ISBN: 978-1-907903-55-7 Notting Hill Editions |
The brilliance of his essay (speech) on the bombings in different German cities is that he doesn't play the victim's card. He looks at them for what they are. A destruction that killed and disrupted many lives, but in the shadow of Hitler's horrible vision of the world. Through Sebald's descriptive writing, one can almost taste the misery and the essence of the hopelessness of it all. Hitler's goal was to bomb London. He would go into detail about how the flames would eat up the English capital in horror overtures. The irony is that it happened to his own country. The vision he brought to the world, didn't exactly worked out for him (or Germany).
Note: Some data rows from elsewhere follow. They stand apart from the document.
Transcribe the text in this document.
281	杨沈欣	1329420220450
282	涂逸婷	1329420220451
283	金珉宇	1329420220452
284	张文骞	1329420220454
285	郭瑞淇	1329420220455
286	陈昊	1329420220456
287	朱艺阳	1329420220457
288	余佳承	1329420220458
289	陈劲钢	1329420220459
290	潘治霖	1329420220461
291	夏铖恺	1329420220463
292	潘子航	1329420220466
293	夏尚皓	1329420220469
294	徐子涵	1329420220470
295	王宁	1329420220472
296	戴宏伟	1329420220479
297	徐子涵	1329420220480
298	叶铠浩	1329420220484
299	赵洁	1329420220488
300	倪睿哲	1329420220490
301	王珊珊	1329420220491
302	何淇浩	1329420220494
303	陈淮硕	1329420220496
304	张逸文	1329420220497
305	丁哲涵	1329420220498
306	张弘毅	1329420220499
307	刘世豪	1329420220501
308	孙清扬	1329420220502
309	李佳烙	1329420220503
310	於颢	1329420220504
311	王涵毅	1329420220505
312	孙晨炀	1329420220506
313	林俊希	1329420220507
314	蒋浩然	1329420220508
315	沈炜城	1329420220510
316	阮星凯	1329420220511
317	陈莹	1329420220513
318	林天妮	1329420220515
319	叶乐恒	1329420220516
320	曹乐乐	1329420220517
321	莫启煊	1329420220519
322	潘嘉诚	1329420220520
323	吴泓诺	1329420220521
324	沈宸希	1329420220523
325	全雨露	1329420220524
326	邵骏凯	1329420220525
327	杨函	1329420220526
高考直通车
The Alfred Andersch essay is fascinating, due to how Sebald, a fellow German, see this individual within the Nazi/World War II environment. Andersch is a writer I know nothing of, till I read Sebald's piece. It seems in certain circles and through his writing, he was the good moral German during the Nazi years. Sebald feels differently. In a critical and almost cold-like manner, he cuts into the Andersch myth of the good Nazi. Reading it, I'm struck by how the individual deals with the issue of morality and identity in a landscape that is both dangerous and quite evil. I think we at this moment and time, feel the same regarding a certain individual in the White House. It's hard not to read this book and not think of the destruction in Palestine, Libya, and other parts of the world.
The Notting Hill Edition of "On The Natural History of Destruction" is a beautifully designed and elegant book. Which makes the book even more compelling in how this devastating text is placed in such a seductive packaging.